President Josiah Bartlet (Martin Sheen) was an aspirational Gallant to reality's Goofuses. In the late Bill Clinton era, he was a fantasy of morally upstanding, unapologetic liberalism. In the Bush years, he was a fantasy of a proudly intellectual president. Today - well, take your pick. Wanting better leaders never goes out of style, but the series' reverent institutionalism now seems much more remote.

Hartsfield's Landing takes its title from a subplot in which the aide Josh Lyman (Bradley Whitford) frets over the results from the first small town to vote in the New Hampshire primary. It's an odd story because Bartlet is running for renomination essentially unopposed. But for a show enamoured with retail democracy in all its absurdity, it's too much to resist. (One does wonder, if the episode had been written in 2020, whether someone might at least note the inordinate power that the quaint tradition gives a handful of white voters.) This affection for civic ritual, in norms-trampling Trumpian times, now seems star-crossed and naive.

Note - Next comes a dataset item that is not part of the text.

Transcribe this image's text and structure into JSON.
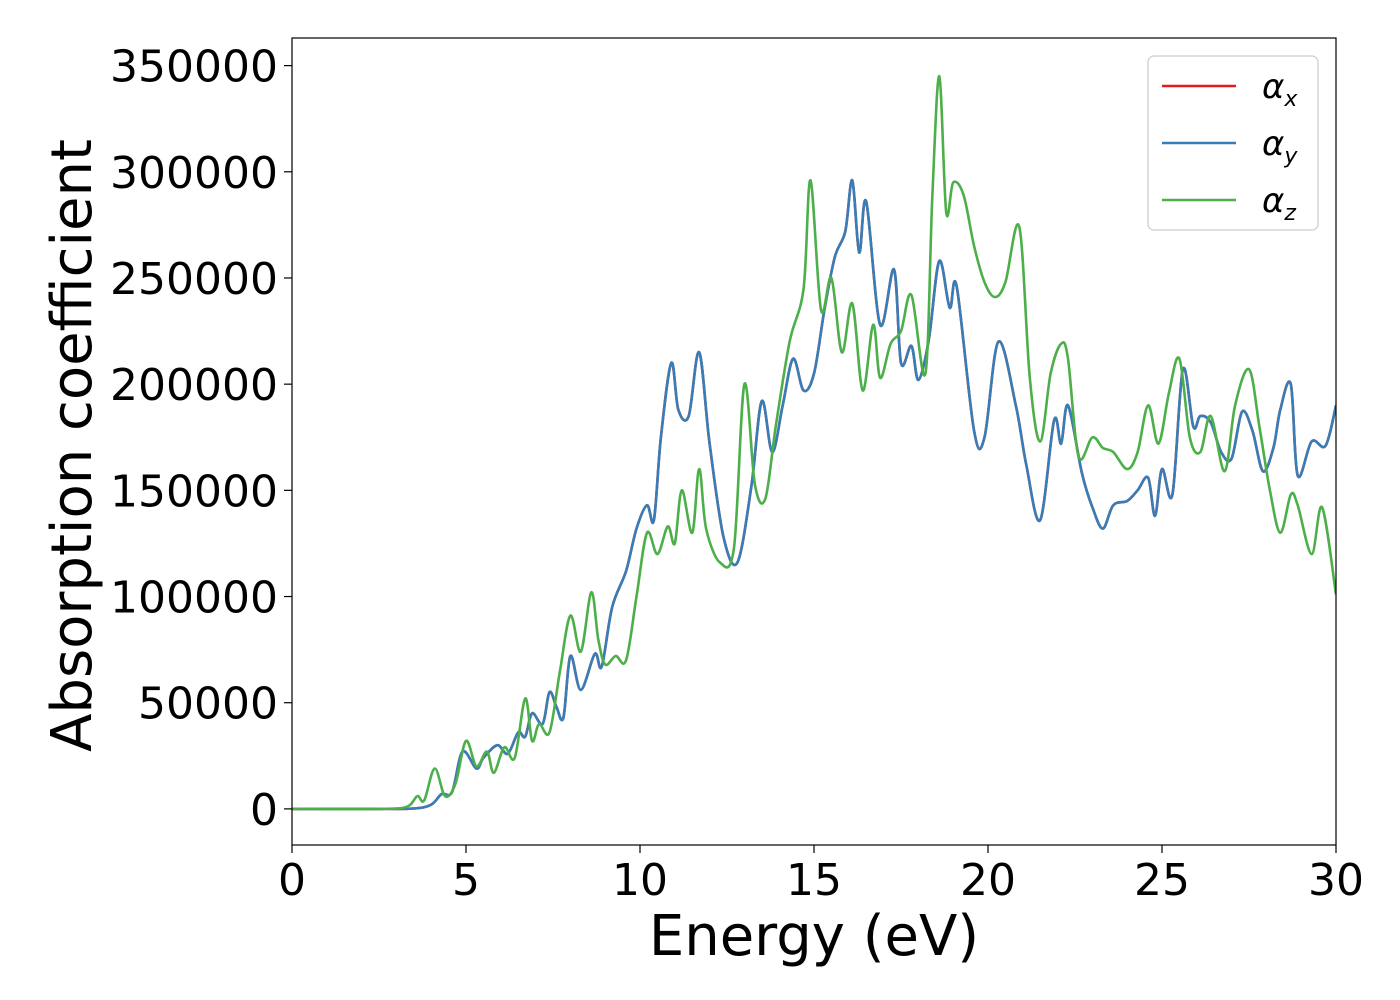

As actor Samuel L. Jackson put it during an act break: "Our politics today are a far cry from the romantic notion of The West Wing." Even the central metaphor of the episode, Bartlet's playing his advisers at chess, seems sadly nostalgic in an era dominated by players who prefer to kick over the board.

Well, fantasy is part of what TV is for. And fantasy can be a strong motivator. Arguably, part of what fuels Joe Biden's campaign against the Twitter president today is the promise, however improbable, of returning to a time of relative comity, reverence and quiet. But the show fed a lot of fantasies that have smashed hard and ugly against reality.

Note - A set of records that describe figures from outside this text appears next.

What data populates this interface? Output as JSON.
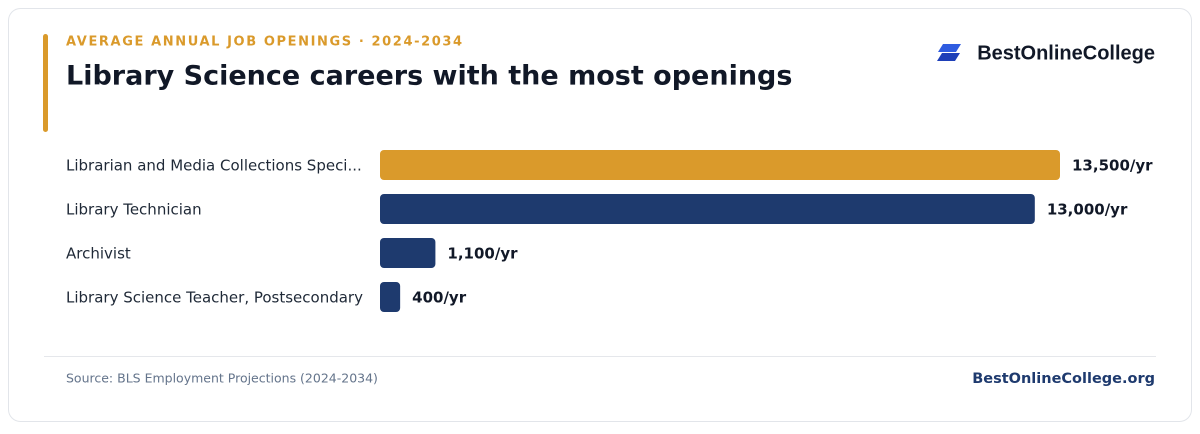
{
  "chart_data": {
    "type": "bar",
    "orientation": "horizontal",
    "subtitle": "AVERAGE ANNUAL JOB OPENINGS · 2024-2034",
    "title": "Library Science careers with the most openings",
    "brand": "BestOnlineCollege",
    "categories": [
      "Librarian and Media Collections Speci...",
      "Library Technician",
      "Archivist",
      "Library Science Teacher, Postsecondary"
    ],
    "values": [
      13500,
      13000,
      1100,
      400
    ],
    "value_labels": [
      "13,500/yr",
      "13,000/yr",
      "1,100/yr",
      "400/yr"
    ],
    "colors": [
      "#da9a2b",
      "#1e3a6e",
      "#1e3a6e",
      "#1e3a6e"
    ],
    "source": "Source: BLS Employment Projections (2024-2034)",
    "footer_brand": "BestOnlineCollege.org"
  }
}
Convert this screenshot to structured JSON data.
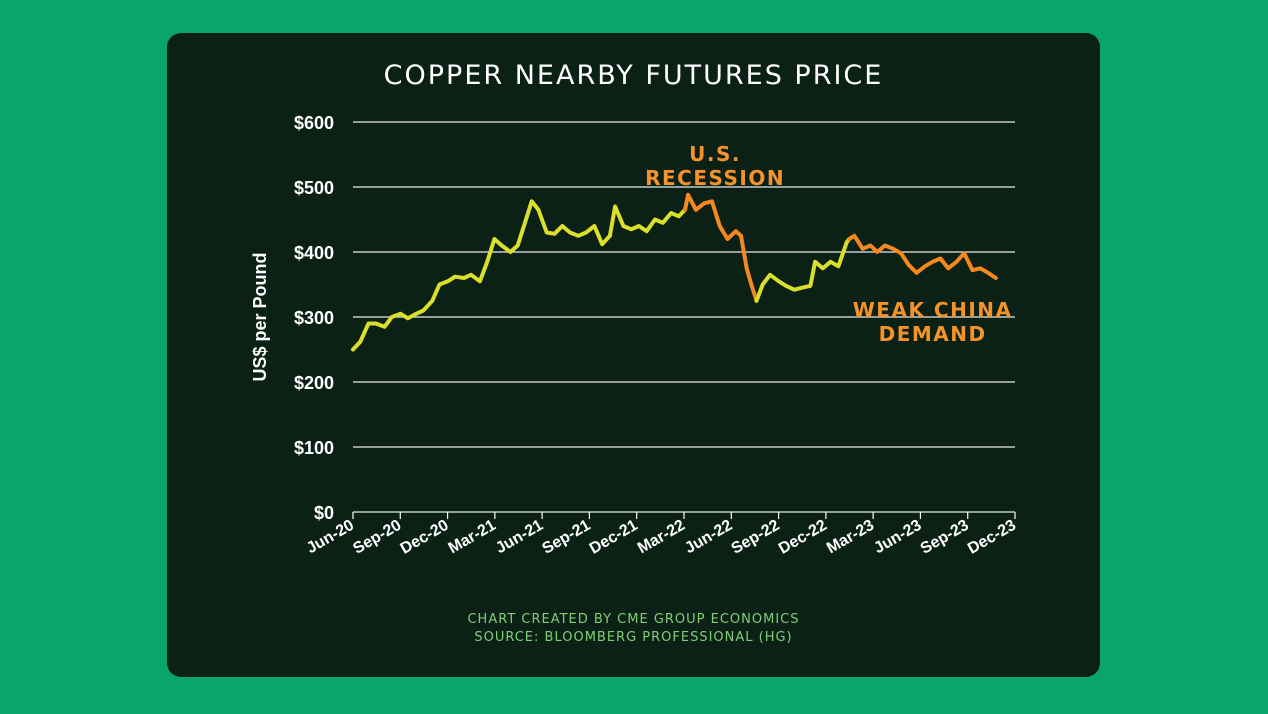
{
  "chart_data": {
    "type": "line",
    "title": "COPPER NEARBY FUTURES PRICE",
    "ylabel": "US$ per Pound",
    "xlabel": "",
    "ylim": [
      0,
      600
    ],
    "yticks": [
      "$0",
      "$100",
      "$200",
      "$300",
      "$400",
      "$500",
      "$600"
    ],
    "xticks": [
      "Jun-20",
      "Sep-20",
      "Dec-20",
      "Mar-21",
      "Jun-21",
      "Sep-21",
      "Dec-21",
      "Mar-22",
      "Jun-22",
      "Sep-22",
      "Dec-22",
      "Mar-23",
      "Jun-23",
      "Sep-23",
      "Dec-23"
    ],
    "grid": true,
    "series": [
      {
        "color": "#d9df2a",
        "x": [
          "2020-06-01",
          "2020-06-15",
          "2020-07-01",
          "2020-07-15",
          "2020-08-01",
          "2020-08-15",
          "2020-09-01",
          "2020-09-15",
          "2020-10-01",
          "2020-10-15",
          "2020-11-01",
          "2020-11-15",
          "2020-12-01",
          "2020-12-15",
          "2021-01-01",
          "2021-01-15",
          "2021-02-01",
          "2021-02-15",
          "2021-03-01",
          "2021-03-15",
          "2021-04-01",
          "2021-04-15",
          "2021-05-01",
          "2021-05-12",
          "2021-05-25",
          "2021-06-10",
          "2021-06-25",
          "2021-07-10",
          "2021-07-25",
          "2021-08-10",
          "2021-08-25",
          "2021-09-10",
          "2021-09-25",
          "2021-10-10",
          "2021-10-20",
          "2021-11-05",
          "2021-11-20",
          "2021-12-05",
          "2021-12-20",
          "2022-01-05",
          "2022-01-20",
          "2022-02-05",
          "2022-02-20",
          "2022-03-04"
        ],
        "y": [
          250,
          262,
          290,
          290,
          285,
          300,
          305,
          298,
          305,
          310,
          325,
          350,
          355,
          362,
          360,
          365,
          355,
          385,
          420,
          410,
          400,
          410,
          450,
          478,
          465,
          430,
          428,
          440,
          430,
          425,
          430,
          440,
          412,
          425,
          470,
          440,
          435,
          440,
          432,
          450,
          445,
          460,
          455,
          465
        ]
      },
      {
        "color": "#f5891f",
        "x": [
          "2022-03-04",
          "2022-03-10",
          "2022-03-25",
          "2022-04-10",
          "2022-04-25",
          "2022-05-10",
          "2022-05-25",
          "2022-06-10",
          "2022-06-20",
          "2022-07-01",
          "2022-07-10",
          "2022-07-20"
        ],
        "y": [
          465,
          488,
          465,
          475,
          478,
          440,
          420,
          432,
          425,
          375,
          350,
          325
        ]
      },
      {
        "color": "#d9df2a",
        "x": [
          "2022-07-20",
          "2022-08-01",
          "2022-08-15",
          "2022-09-01",
          "2022-09-15",
          "2022-10-01",
          "2022-10-15",
          "2022-11-01",
          "2022-11-10",
          "2022-11-25",
          "2022-12-10",
          "2022-12-25",
          "2023-01-10",
          "2023-01-15"
        ],
        "y": [
          325,
          350,
          365,
          355,
          348,
          342,
          345,
          348,
          385,
          375,
          385,
          378,
          415,
          420
        ]
      },
      {
        "color": "#f5891f",
        "x": [
          "2023-01-15",
          "2023-01-25",
          "2023-02-10",
          "2023-02-25",
          "2023-03-10",
          "2023-03-25",
          "2023-04-10",
          "2023-04-25",
          "2023-05-10",
          "2023-05-25",
          "2023-06-10",
          "2023-06-25",
          "2023-07-10",
          "2023-07-25",
          "2023-08-10",
          "2023-08-25",
          "2023-09-10",
          "2023-09-25",
          "2023-10-10",
          "2023-10-25"
        ],
        "y": [
          420,
          425,
          405,
          410,
          400,
          410,
          405,
          398,
          380,
          368,
          378,
          385,
          390,
          375,
          385,
          398,
          372,
          375,
          368,
          360
        ]
      }
    ],
    "annotations": [
      {
        "lines": [
          "U.S.",
          "RECESSION"
        ],
        "color": "#f5922a",
        "at_x": "2022-05-01",
        "at_y": 540
      },
      {
        "lines": [
          "WEAK CHINA",
          "DEMAND"
        ],
        "color": "#f5922a",
        "at_x": "2023-06-25",
        "at_y": 300
      }
    ]
  },
  "credits": [
    "CHART CREATED BY CME GROUP ECONOMICS",
    "SOURCE: BLOOMBERG PROFESSIONAL (HG)"
  ]
}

The West Wing was smitten with the power of words. But in the real world, there is no speech so masterly that it stuns your rivals into awed silence, no debate argument so irrefutable that your opponent can't just bark "Wrong!" over it a hundred times.

It's nice to think that going high always beats going low, but we know now what The West Wing learnt as it steadily lost audience to the likes of The Bachelor (2002 to present). What works in scripted drama does not necessarily fly in a reality-TV world.